Mirandola venne querelato da Salvini, che chiedeva per sé un risarcimento di 30mila euro e per la Lega 50mila. Il pm aveva inoltre chiesto 300 euro di multa a Mirandola. I suoi difensori, Gianni Lanzinger e Mauro Bondi, avevano chiesto l’assoluzione, poiché l’imputato aveva reagito “ad una gravissima provocazione dei principi costituzionali manifestati nelle iniziative di Salvini a Roma nel raduno del 28 febbraio e per avere esercitato un diritto di critica e di manifestazione del pensiero garantito dall’articolo 21 della Costituzione”.
Motivando la sentenza, la giudice scrive: “Appare evidente che la critica si pone non sul piano prettamente personale, ma sul piano politico. Quello che viene criticato all’esponente dell’opposizione è il fatto di avere radunato non solo i militanti della Lega, ma anche gruppi neofascisti come CasaPound e altre associazioni estremiste di destra provenienti da altri paesi europei. Ne consegue che la questione trattata, essendo di interesse pubblico, può escludere la rilevanza penale dell’offesa, in quanto il fatto contestato al destinatario dell’invettiva acquista rilevanza pubblica e si basa su un nucleo fattuale che ha connotati sufficienti per poter trarre un giudizio di valore. Su questo punto la giurisprudenza della Corte di Cassazione è costante nell’evidenziare che la critica politica è meno obiettiva del diritto di cronaca in generale”.

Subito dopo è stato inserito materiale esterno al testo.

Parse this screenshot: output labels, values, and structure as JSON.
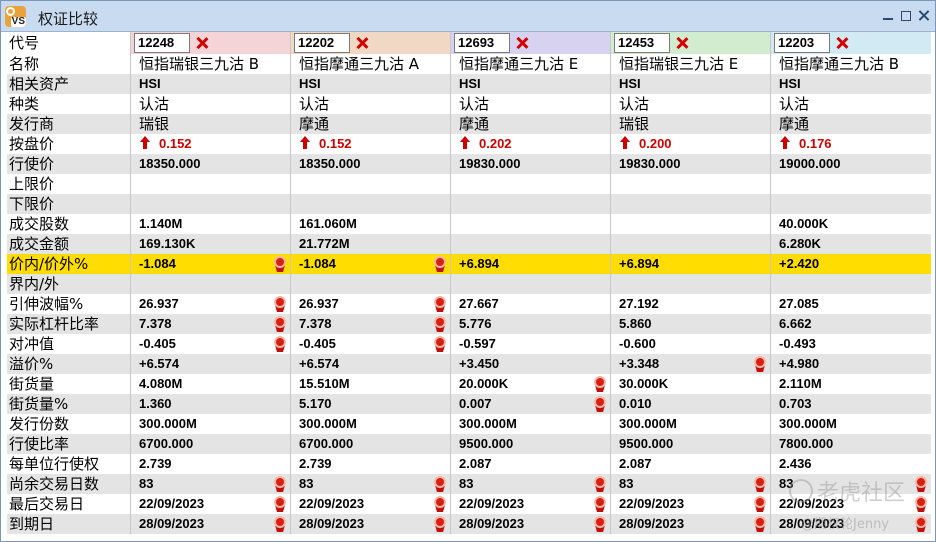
{
  "window": {
    "title": "权证比较",
    "app_icon_text": "VS"
  },
  "colors": {
    "col_headers": [
      "#f4d4d6",
      "#f0d8c4",
      "#d6d2f0",
      "#d2ecd0",
      "#d2eaf4"
    ],
    "highlight": "#ffdd00",
    "up": "#d10000"
  },
  "columns": [
    {
      "code": "12248",
      "name": "恒指瑞银三九沽 B",
      "asset": "HSI",
      "type": "认沽",
      "issuer": "瑞银",
      "close": "0.152",
      "strike": "18350.000",
      "upper": "",
      "lower": "",
      "volume": "1.140M",
      "turnover": "169.130K",
      "moneyness": "-1.084",
      "inout": "",
      "iv": "26.937",
      "eff_gearing": "7.378",
      "delta": "-0.405",
      "premium": "+6.574",
      "outstanding": "4.080M",
      "outstanding_pct": "1.360",
      "issue_size": "300.000M",
      "conv_ratio": "6700.000",
      "strike_per_unit": "2.739",
      "days_left": "83",
      "last_trade": "22/09/2023",
      "expiry": "28/09/2023",
      "medals": {
        "moneyness": true,
        "iv": true,
        "eff_gearing": true,
        "delta": true,
        "days_left": true,
        "last_trade": true,
        "expiry": true
      }
    },
    {
      "code": "12202",
      "name": "恒指摩通三九沽 A",
      "asset": "HSI",
      "type": "认沽",
      "issuer": "摩通",
      "close": "0.152",
      "strike": "18350.000",
      "upper": "",
      "lower": "",
      "volume": "161.060M",
      "turnover": "21.772M",
      "moneyness": "-1.084",
      "inout": "",
      "iv": "26.937",
      "eff_gearing": "7.378",
      "delta": "-0.405",
      "premium": "+6.574",
      "outstanding": "15.510M",
      "outstanding_pct": "5.170",
      "issue_size": "300.000M",
      "conv_ratio": "6700.000",
      "strike_per_unit": "2.739",
      "days_left": "83",
      "last_trade": "22/09/2023",
      "expiry": "28/09/2023",
      "medals": {
        "moneyness": true,
        "iv": true,
        "eff_gearing": true,
        "delta": true,
        "days_left": true,
        "last_trade": true,
        "expiry": true
      }
    },
    {
      "code": "12693",
      "name": "恒指摩通三九沽 E",
      "asset": "HSI",
      "type": "认沽",
      "issuer": "摩通",
      "close": "0.202",
      "strike": "19830.000",
      "upper": "",
      "lower": "",
      "volume": "",
      "turnover": "",
      "moneyness": "+6.894",
      "inout": "",
      "iv": "27.667",
      "eff_gearing": "5.776",
      "delta": "-0.597",
      "premium": "+3.450",
      "outstanding": "20.000K",
      "outstanding_pct": "0.007",
      "issue_size": "300.000M",
      "conv_ratio": "9500.000",
      "strike_per_unit": "2.087",
      "days_left": "83",
      "last_trade": "22/09/2023",
      "expiry": "28/09/2023",
      "medals": {
        "outstanding": true,
        "outstanding_pct": true,
        "days_left": true,
        "last_trade": true,
        "expiry": true
      }
    },
    {
      "code": "12453",
      "name": "恒指瑞银三九沽 E",
      "asset": "HSI",
      "type": "认沽",
      "issuer": "瑞银",
      "close": "0.200",
      "strike": "19830.000",
      "upper": "",
      "lower": "",
      "volume": "",
      "turnover": "",
      "moneyness": "+6.894",
      "inout": "",
      "iv": "27.192",
      "eff_gearing": "5.860",
      "delta": "-0.600",
      "premium": "+3.348",
      "outstanding": "30.000K",
      "outstanding_pct": "0.010",
      "issue_size": "300.000M",
      "conv_ratio": "9500.000",
      "strike_per_unit": "2.087",
      "days_left": "83",
      "last_trade": "22/09/2023",
      "expiry": "28/09/2023",
      "medals": {
        "premium": true,
        "days_left": true,
        "last_trade": true,
        "expiry": true
      }
    },
    {
      "code": "12203",
      "name": "恒指摩通三九沽 B",
      "asset": "HSI",
      "type": "认沽",
      "issuer": "摩通",
      "close": "0.176",
      "strike": "19000.000",
      "upper": "",
      "lower": "",
      "volume": "40.000K",
      "turnover": "6.280K",
      "moneyness": "+2.420",
      "inout": "",
      "iv": "27.085",
      "eff_gearing": "6.662",
      "delta": "-0.493",
      "premium": "+4.980",
      "outstanding": "2.110M",
      "outstanding_pct": "0.703",
      "issue_size": "300.000M",
      "conv_ratio": "7800.000",
      "strike_per_unit": "2.436",
      "days_left": "83",
      "last_trade": "22/09/2023",
      "expiry": "28/09/2023",
      "medals": {
        "days_left": true,
        "last_trade": true,
        "expiry": true
      }
    }
  ],
  "rows": [
    {
      "key": "name",
      "label": "名称",
      "style": "name"
    },
    {
      "key": "asset",
      "label": "相关资产",
      "style": "bold"
    },
    {
      "key": "type",
      "label": "种类",
      "style": "name"
    },
    {
      "key": "issuer",
      "label": "发行商",
      "style": "name"
    },
    {
      "key": "close",
      "label": "按盘价",
      "style": "price"
    },
    {
      "key": "strike",
      "label": "行使价",
      "style": "bold"
    },
    {
      "key": "upper",
      "label": "上限价",
      "style": "bold"
    },
    {
      "key": "lower",
      "label": "下限价",
      "style": "bold"
    },
    {
      "key": "volume",
      "label": "成交股数",
      "style": "bold"
    },
    {
      "key": "turnover",
      "label": "成交金额",
      "style": "bold"
    },
    {
      "key": "moneyness",
      "label": "价内/价外%",
      "style": "bold",
      "highlight": true
    },
    {
      "key": "inout",
      "label": "界内/外",
      "style": "bold"
    },
    {
      "key": "iv",
      "label": "引伸波幅%",
      "style": "bold"
    },
    {
      "key": "eff_gearing",
      "label": "实际杠杆比率",
      "style": "bold"
    },
    {
      "key": "delta",
      "label": "对冲值",
      "style": "bold"
    },
    {
      "key": "premium",
      "label": "溢价%",
      "style": "bold"
    },
    {
      "key": "outstanding",
      "label": "街货量",
      "style": "bold"
    },
    {
      "key": "outstanding_pct",
      "label": "街货量%",
      "style": "bold"
    },
    {
      "key": "issue_size",
      "label": "发行份数",
      "style": "bold"
    },
    {
      "key": "conv_ratio",
      "label": "行使比率",
      "style": "bold"
    },
    {
      "key": "strike_per_unit",
      "label": "每单位行使权",
      "style": "bold"
    },
    {
      "key": "days_left",
      "label": "尚余交易日数",
      "style": "bold"
    },
    {
      "key": "last_trade",
      "label": "最后交易日",
      "style": "bold"
    },
    {
      "key": "expiry",
      "label": "到期日",
      "style": "bold"
    }
  ],
  "header_label": "代号",
  "watermark": {
    "brand": "老虎社区",
    "author": "@期权轮Jenny"
  }
}
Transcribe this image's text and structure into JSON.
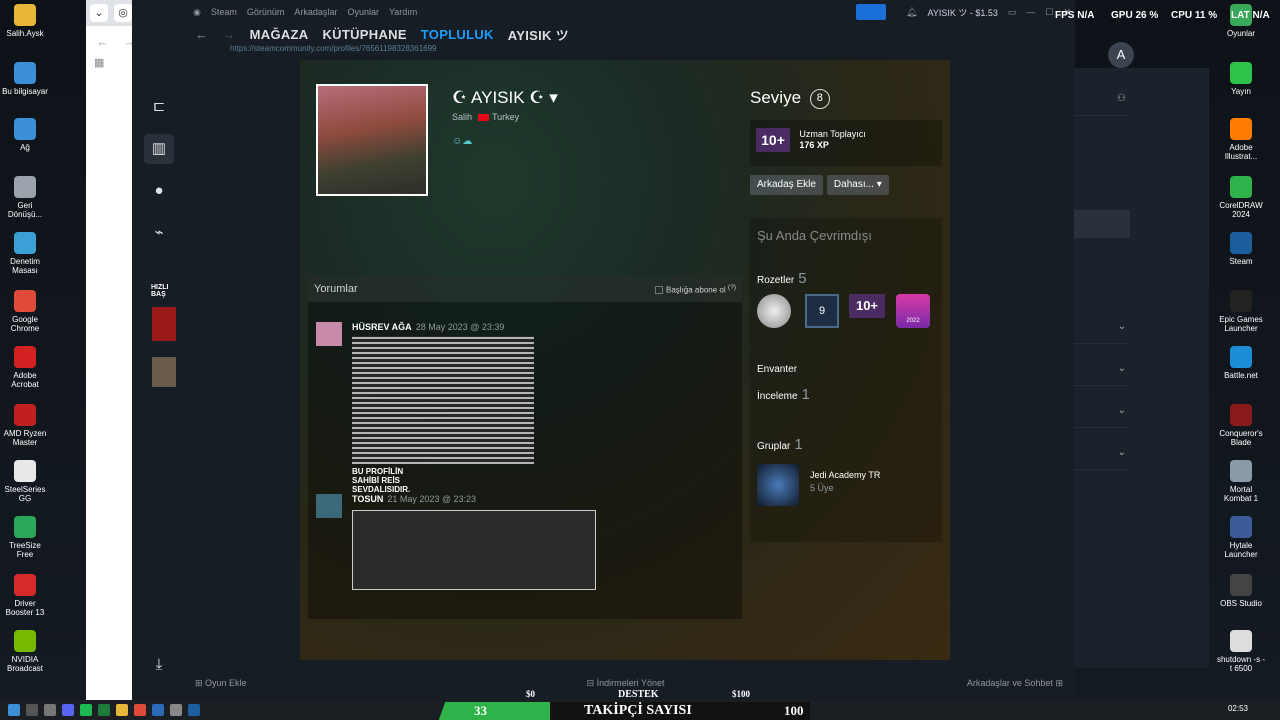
{
  "desktop_left": [
    {
      "label": "Salih.Aysk",
      "color": "#e8b73a"
    },
    {
      "label": "Bu bilgisayar",
      "color": "#3a8fd6"
    },
    {
      "label": "Ağ",
      "color": "#3a8fd6"
    },
    {
      "label": "Geri Dönüşü...",
      "color": "#9aa3ab"
    },
    {
      "label": "Denetim Masası",
      "color": "#3aa0d6"
    },
    {
      "label": "Google Chrome",
      "color": "#e04a3a"
    },
    {
      "label": "Adobe Acrobat",
      "color": "#d32020"
    },
    {
      "label": "AMD Ryzen Master",
      "color": "#c02020"
    },
    {
      "label": "SteelSeries GG",
      "color": "#e8e8e8"
    },
    {
      "label": "TreeSize Free",
      "color": "#2aa85a"
    },
    {
      "label": "Driver Booster 13",
      "color": "#d42a2a"
    },
    {
      "label": "NVIDIA Broadcast",
      "color": "#76b900"
    }
  ],
  "desktop_right": [
    {
      "label": "Oyunlar",
      "color": "#3aa85a"
    },
    {
      "label": "Yayın",
      "color": "#2ec24a"
    },
    {
      "label": "Adobe Illustrat...",
      "color": "#ff7c00"
    },
    {
      "label": "CorelDRAW 2024",
      "color": "#2db34a"
    },
    {
      "label": "Steam",
      "color": "#1b5f9e"
    },
    {
      "label": "Epic Games Launcher",
      "color": "#222222"
    },
    {
      "label": "Battle.net",
      "color": "#1a8cd8"
    },
    {
      "label": "Conqueror's Blade",
      "color": "#8a1a1a"
    },
    {
      "label": "Mortal Kombat 1",
      "color": "#8a9aa8"
    },
    {
      "label": "Hytale Launcher",
      "color": "#3a5a9a"
    },
    {
      "label": "OBS Studio",
      "color": "#444444"
    },
    {
      "label": "shutdown -s -t 6500",
      "color": "#dddddd"
    }
  ],
  "steam": {
    "menu": [
      "Steam",
      "Görünüm",
      "Arkadaşlar",
      "Oyunlar",
      "Yardım"
    ],
    "account": "AYISIK ツ - $1.53",
    "nav": [
      "MAĞAZA",
      "KÜTÜPHANE",
      "TOPLULUK",
      "AYISIK ツ"
    ],
    "url": "https://steamcommunity.com/profiles/76561198328361699",
    "quick_access": "HIZLI BAŞ",
    "bottom": {
      "add_game": "Oyun Ekle",
      "downloads": "İndirmeleri Yönet",
      "friends": "Arkadaşlar ve Sohbet"
    }
  },
  "profile": {
    "name": "☪ AYISIK ☪",
    "real_name": "Salih",
    "country": "Turkey",
    "level_label": "Seviye",
    "level": "8",
    "badge_text": "10+",
    "xp_title": "Uzman Toplayıcı",
    "xp": "176 XP",
    "add_friend": "Arkadaş Ekle",
    "more": "Dahası... ▾",
    "status": "Şu Anda Çevrimdışı",
    "badges_label": "Rozetler",
    "badges_count": "5",
    "inventory": "Envanter",
    "reviews_label": "İnceleme",
    "reviews_count": "1",
    "groups_label": "Gruplar",
    "groups_count": "1",
    "group_name": "Jedi Academy TR",
    "group_members": "5 Üye",
    "badge_9": "9",
    "badge_2022": "2022"
  },
  "comments": {
    "title": "Yorumlar",
    "subscribe": "Başlığa abone ol",
    "items": [
      {
        "user": "HÜSREV AĞA",
        "date": "28 May 2023 @ 23:39",
        "text": "BU PROFİLİN SAHİBİ REİS SEVDALISIDIR."
      },
      {
        "user": "TOSUN",
        "date": "21 May 2023 @ 23:23"
      }
    ]
  },
  "overlay": {
    "fps": "FPS N/A",
    "gpu": "GPU 26 %",
    "cpu": "CPU 11 %",
    "lat": "LAT N/A"
  },
  "stream": {
    "low": "$0",
    "label": "DESTEK",
    "high": "$100",
    "followers": "33",
    "followers_label": "TAKİPÇİ SAYISI",
    "goal": "100"
  },
  "clock": "02:53"
}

“La critica politica è infatti manifestazione di opinione meramente soggettiva, ha carattere congetturale e non può, per definizione, pretendersi obiettiva e asettica. E in più Mirandola ha usato il sarcasmo, premettendo che stava facendo un discorso politico. “Ne consegue – conclude il giudice – che le espressioni usate dall’imputato, seppure forti e pungenti, attengono all’esercizio di critica politica”. Il fatto non costituisce reato.